Summary: This is part three of a seven-part series on Jesus’ disciples and the principles of discipleship. This message focuses on Bartholomew, James, Thaddeus and Simon.

I want you to imagine for a few minutes that you have been invited to the White House and the President is having lunch with you. You are sitting in on his cabinet meeting and they are talking about some foreign issues and they are dealing with some internal issues. They have brought lunch in and it is from Texas. It is some chili dogs and maybe some french fries. He is feeling really good that afternoon and things are going well. While you are eating the chili dog and gathering around with the Minister of Defense and the Secretary of State, you are eating and you don’t realize that you have a little bit of chili on the side of your face. You notice that the President gets up and comes around the table and takes your napkin and he begins to wipe off the corner of your mouth and clean up that area of your face. Then the President of the United States goes around the room and he is cleaning people up from the chili dog stains. You realize how shocked you are from that action. You think I cannot believe this is happening. The President does not do that, this is odd, this is weird, and this is not supposed to be happening. Where is the secret service and body guards?

That is exactly what the disciples felt like that evening before Jesus was suppose to be betrayed, led away, given a mock trial, go to a cross and die for the sins of the world and then be resurrected for our new life. That is exactly what they felt like that evening as their teacher became a servant to them. They tried to stop Jesus because it just didn’t seem right and Jesus looks at them and says a few words that are going to be key this morning. He says if your teacher and your master will do this for you what should you do for others being the student or the disciple? That is what we have been learning about over the last six weeks. We have been looking at the twelve. They were common men with an uncommon calling. They were twelve ordinary men that were given an extraordinary opportunity to join a journey with Jesus the Messiah, the Christ, the Teacher, the master teacher. We have looked at some of the different disciples so far. We have looked at the first big four. They were James and John, the brothers and Andrew and Peter who were also brothers. They had more access to Jesus. Then there were four others who were Matthew, Thomas, Phillip and Judas Iscariot.

Next there were the four out of the twelve that are somewhat the unknown disciples. They were chosen by Jesus but they did not write any books of the Bible, there is not a sermon recorded by them in scripture, they didn’t give out some major truth, and they didn’t really inspire a lot of parables. You don’t know much about them beyond the list that Jesus gives us in the gospels of the ones that He selected, but Jesus invited them on the journey with Him and as Jesus spoke to their hearts, there was a magnetic thing that happened on the inside and they wanted to follow this teacher. He was unlike the other teachers that they were brought up around and unlike those who claimed to know the truth. This teacher actually knew the truth and He was the truth.
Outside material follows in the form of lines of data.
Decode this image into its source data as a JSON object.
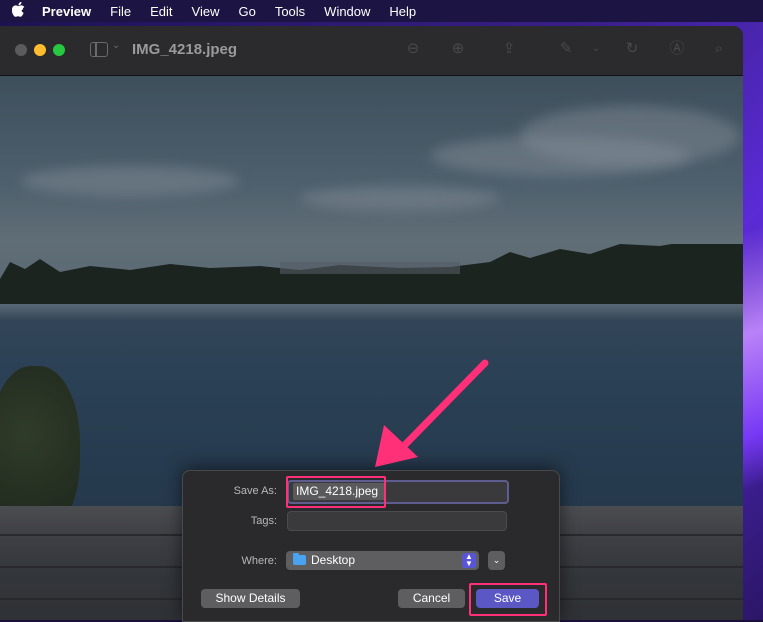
{
  "menubar": {
    "app_name": "Preview",
    "items": [
      "File",
      "Edit",
      "View",
      "Go",
      "Tools",
      "Window",
      "Help"
    ]
  },
  "window": {
    "title": "IMG_4218.jpeg"
  },
  "save_dialog": {
    "save_as_label": "Save As:",
    "save_as_value": "IMG_4218.jpeg",
    "tags_label": "Tags:",
    "tags_value": "",
    "where_label": "Where:",
    "where_value": "Desktop",
    "show_details_label": "Show Details",
    "cancel_label": "Cancel",
    "save_label": "Save"
  },
  "colors": {
    "highlight": "#ff2f78",
    "accent": "#5b57c4",
    "folder": "#4aa3f0"
  },
  "icons": {
    "toolbar": [
      "zoom-out-icon",
      "zoom-in-icon",
      "share-icon",
      "markup-icon",
      "rotate-icon",
      "annotate-icon",
      "search-icon"
    ]
  }
}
I want to look in depth as Jesus selected all twelve and he focused on these four that we saw on the video. These were the unknown ones. Let’s look in Mark, chapter three and Luke, chapter six and Matthew, chapter ten. This is where Jesus selects twelve ordinary men to be a part of His journey. Here is a little bit of history. When Jesus began to walk on the earth -- there were people that began to follow Him. There were about five to seven hundred people that would show up when Jesus showed up. They were like the home team crowd and then there were about one hundred and fifty that were travel fans. When Jesus would go somewhere they would follow him. Out of that group Jesus spent some time thinking that He wanted to narrow it down to twelve ordinary men who would follow Him. Mark 3:13 says, "Afterward Jesus went upon a mountain and He called the ones He wanted to go with Him and they came to Him. Then He selected twelve of them to be His regular companions, calling them apostles." He sent them out to preach, and He gave them authority to cast out demons. Out of this big group He started selecting ones. He said I want to be with you and I want you to be with me. You are going to have different access. You are going to be my disciples and you are going to be my apostles. Disciple means student learner and apostle means messenger of what you have learned. He says, "Simon, James and John, Andrew and Philip and then Bartholomew and Matthew the tax collector and Thomas, the doubter. Then he says James, son of Alphaeus. He looks in the back of the crowd and He says, "Thaddeus I would like you to be with me and Simon the zealot I want you to be a part." He chooses Judas at the last to be a disciple. If you look in the book of Luke at the selection process of Jesus you will find a different look at this process. Luke 6:12 says, "One day soon afterward Jesus went to the mountain to pray..." This tells us that before He selected them that He went up to pray. I don’t think He was praying to ask God who to pick because He was God and He knew everything. I believe He was praying for God to give power to those twelve common men who He would pick the next day. He prayed to God all night long and at daybreak He called together all of His students and He chose twelve of them to be apostles.